2008年09月24日

曼珠沙華(まんじゅしゃげ)

▲明日香村 (9月22日) ▲吉野町 (9月23日)
▲橿原市 (9月24日) ▲橿原市 (9月24日)
曼珠沙華(まんじゅしゃげ)は、サンスクリット語で天界に咲く花という意味で、吉事のきざし(吉兆)に赤い花が天から降ってくるという、仏教の経典からきている。
正式名称を彼岸花(ひがんばな)、ヒガンバナ科の多年草で、クロンキスト体系ではユリ科に属する。
日本には、稲作の伝来時に中国か朝鮮半島から土とともに混ざり、それが偶然に広まった帰化植物であるといわれる。
しかし、有毒性を持つ彼岸花をあえて持ち込み、土に穴を掘る小動物を避けるため、あぜや土手に植えたとも考えられ、群生していることから実用性のために、あえて植えた可能性が高い。
一番に思い出すのは、山口百恵の歌の『曼珠沙華』。
「まんじゅしゃか」と歌っていたので、この漢字を「まんじゅしゃか」と最近までそう読んでいたが、それは間違いで正式には「まんじゅしゃげ」。
これは、作詞した阿木曜子のイタズラか、あるいは歌詞としての語呂合わせかは分からない。 なおサンスクリット語では manjusaka と書く。
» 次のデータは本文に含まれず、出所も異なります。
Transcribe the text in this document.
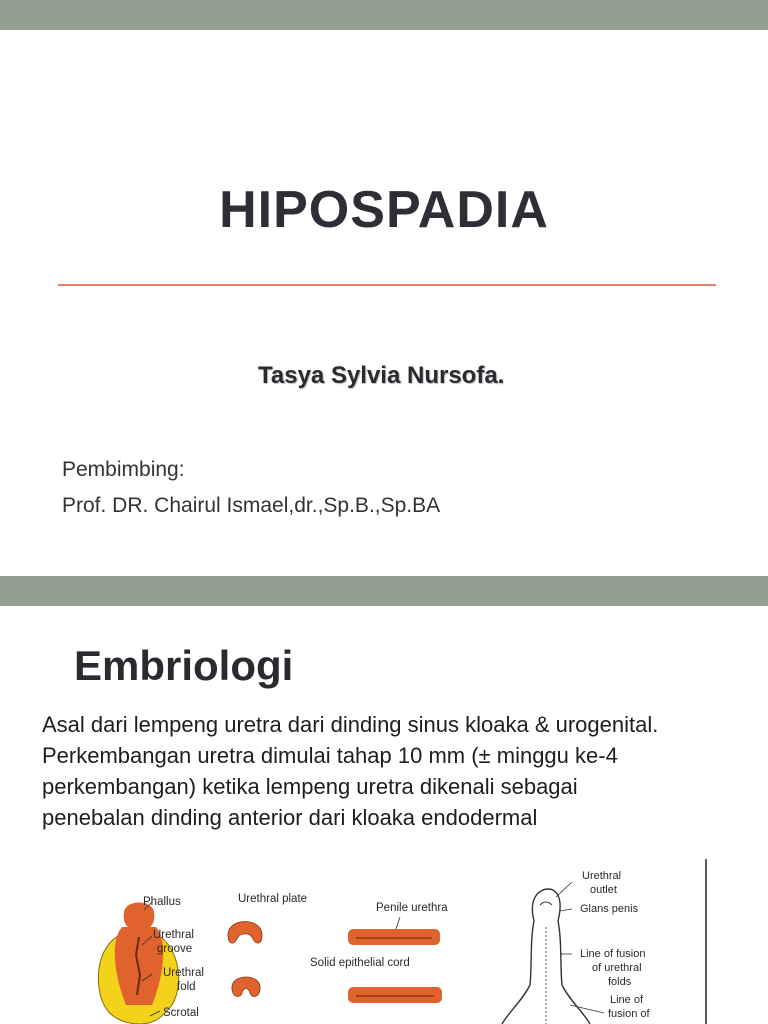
HIPOSPADIA
Tasya Sylvia Nursofa.
Pembimbing:
Prof. DR. Chairul Ismael,dr.,Sp.B.,Sp.BA
Embriologi
Asal dari lempeng uretra dari dinding sinus kloaka & urogenital.
Perkembangan uretra dimulai tahap 10 mm (± minggu ke-4
perkembangan) ketika lempeng uretra dikenali sebagai
penebalan dinding anterior dari kloaka endodermal
Phallus
Urethral
groove
Urethral
fold
Scrotal
Urethral plate
Penile urethra
Solid epithelial cord
Urethral
outlet
Glans penis
Line of fusion
of urethral
folds
Line of
fusion of
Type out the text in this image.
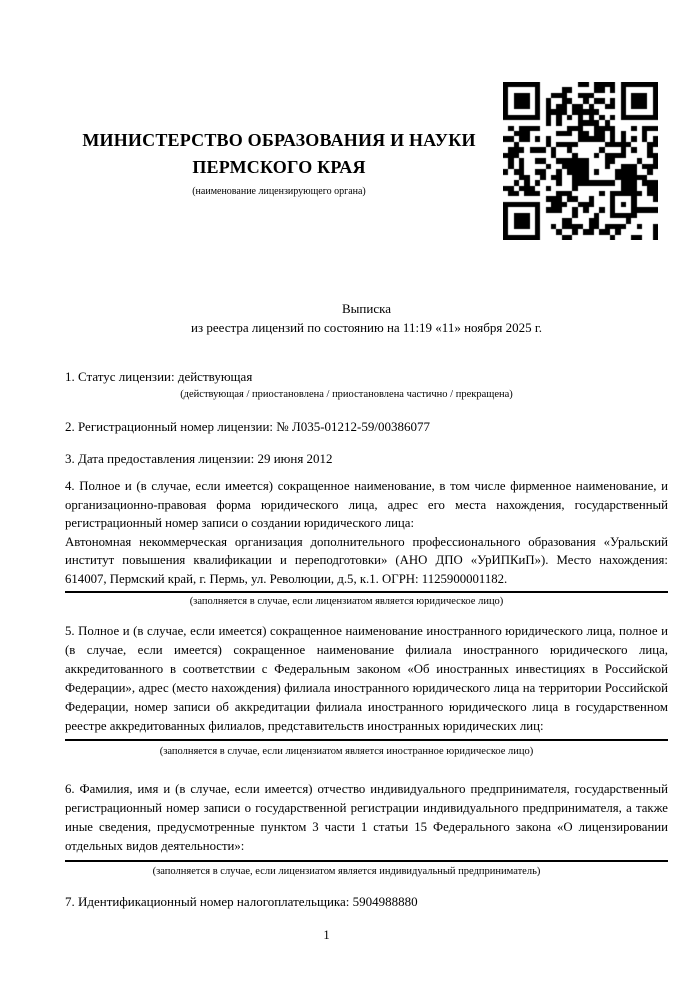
МИНИСТЕРСТВО ОБРАЗОВАНИЯ И НАУКИ
ПЕРМСКОГО КРАЯ
(наименование лицензирующего органа)
Выписка
из реестра лицензий по состоянию на 11:19 «11» ноября 2025 г.
1. Статус лицензии: действующая
(действующая / приостановлена / приостановлена частично / прекращена)
2. Регистрационный номер лицензии: № Л035-01212-59/00386077
3. Дата предоставления лицензии: 29 июня 2012

4. Полное и (в случае, если имеется) сокращенное наименование, в том числе фирменное наименование, и организационно-правовая форма юридического лица, адрес его места нахождения, государственный регистрационный номер записи о создании юридического лица:

Автономная некоммерческая организация дополнительного профессионального образования «Уральский институт повышения квалификации и переподготовки» (АНО ДПО «УрИПКиП»). Место нахождения: 614007, Пермский край, г. Пермь, ул. Революции, д.5, к.1. ОГРН: 1125900001182.

(заполняется в случае, если лицензиатом является юридическое лицо)

5. Полное и (в случае, если имеется) сокращенное наименование иностранного юридического лица, полное и (в случае, если имеется) сокращенное наименование филиала иностранного юридического лица, аккредитованного в соответствии с Федеральным законом «Об иностранных инвестициях в Российской Федерации», адрес (место нахождения) филиала иностранного юридического лица на территории Российской Федерации, номер записи об аккредитации филиала иностранного юридического лица в государственном реестре аккредитованных филиалов, представительств иностранных юридических лиц:

(заполняется в случае, если лицензиатом является иностранное юридическое лицо)

6. Фамилия, имя и (в случае, если имеется) отчество индивидуального предпринимателя, государственный регистрационный номер записи о государственной регистрации индивидуального предпринимателя, а также иные сведения, предусмотренные пунктом 3 части 1 статьи 15 Федерального закона «О лицензировании отдельных видов деятельности»:

(заполняется в случае, если лицензиатом является индивидуальный предприниматель)
7. Идентификационный номер налогоплательщика: 5904988880
1
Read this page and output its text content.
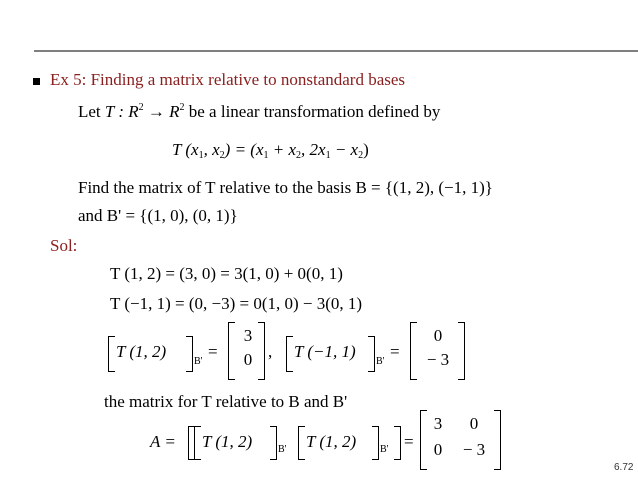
Ex 5: Finding a matrix relative to nonstandard bases
Let T : $R^2 \to R^2$ be a linear transformation defined by
T ($x_1$, $x_2) = (x_1 + x_2$, $2x_1 - x_2$)
Find the matrix of T relative to the basis B = {(1, 2), (−1, 1)}
and B' = {(1, 0), (0, 1)}
Sol:
T (1, 2) = (3, 0) = 3(1, 0) + 0(0, 1)
T (−1, 1) = (0, −3) = 0(1, 0) − 3(0, 1)
T (1, 2)
B'
=
3
0 , T (−1, 1)
B'
=
0
− 3
the matrix for T relative to B and B'
A = T (1, 2)	B' T (1, 2) B' =
3	0
0	− 3
6.72
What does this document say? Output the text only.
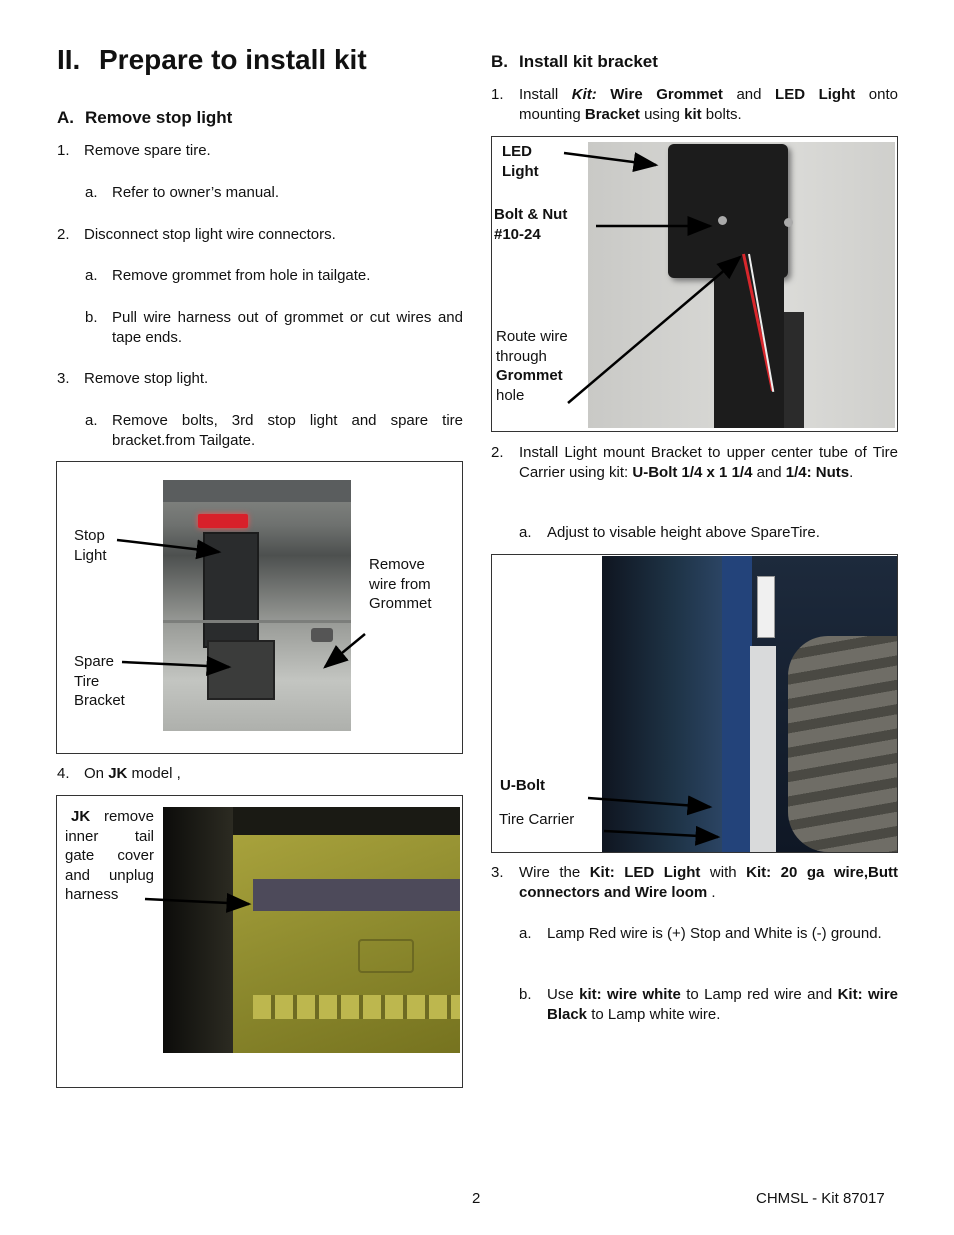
II. Prepare to install kit
A. Remove stop light
1. Remove spare tire.
a. Refer to owner’s manual.
2. Disconnect stop light wire connectors.
a. Remove grommet from hole in tailgate.
b. Pull wire harness out of grommet or cut wires and tape ends.
3. Remove stop light.
a. Remove bolts, 3rd stop light and spare tire bracket.from Tailgate.
Stop
Light
Remove
wire from
Grommet
Spare
Tire
Bracket
4. On JK model ,
JK remove
inner tail
gate cover
and unplug
harness
B. Install kit bracket
1. Install Kit: Wire Grommet and LED Light onto mounting Bracket using kit bolts.
LED
Light
Bolt & Nut
#10-24
Route wire
through
Grommet
hole
2. Install Light mount Bracket to upper center tube of Tire Carrier using kit: U-Bolt 1/4 x 1 1/4 and 1/4: Nuts.
a. Adjust to visable height above SpareTire.
U-Bolt
Tire Carrier
3. Wire the Kit: LED Light with Kit: 20 ga wire,Butt connectors and Wire loom .
a. Lamp Red wire is (+) Stop and White is (-) ground.
b. Use kit: wire white to Lamp red wire and Kit: wire Black to Lamp white wire.
2	CHMSL - Kit 87017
万葉集では “いちしの花” を彼岸花とする説がある。
「路の辺の 壱師の花の 灼然く 人皆知りぬ 我が恋妻は」 【巻11−2480】
(みちのべの いちしのはなの いちしろく ひとみなしりぬ わがこひづまは)
俳句では秋の季語。
「つきぬけて 天上の紺 曼珠沙華」 【山口誓子】
花言葉は「悲しい思い出」、「想うはあなた一人」、「また会う日を楽しみに」。
日本で彼岸花の別名は、方言を含めて千以上あるのではないかといわれる。
死人花(しびとばな)、地獄花(じごくばな)、幽霊花(ゆうれいばな)、剃刀花(かみそりばな)など異名が多く、不吉であると忌み嫌われてきた感がある。
有毒な球根性植物である彼岸花は、モグラやネズミなどから土葬した墓地を守るためによく植えられ、墓地に咲くことから死人花と呼んだためか。
あるいは毒々しい赤色が、紫を高貴とする古代の日本人の色彩感覚に合わなかったためか。
この赤い花を、綺麗とみるか、あるいは不気味とみるか、それは単に感覚の違いとしかいいようがないような気もする。
秋の彼岸頃に開花することから彼岸花と呼ばれるが、開花期間が一週間ほどの花が、見事に彼岸の時に群生をなして咲き誇る様は、見事な遺伝子のプログラムともいえる。
なお、彼岸花が二日間続いたが、少年隊の 『デカメロン伝説』 的に言うならば、
「ちっちゃいことは きにすんな それ わかちこ わかちこ」
と云わざるをえない。
奈良っこスタッフ/アオキプラッタ。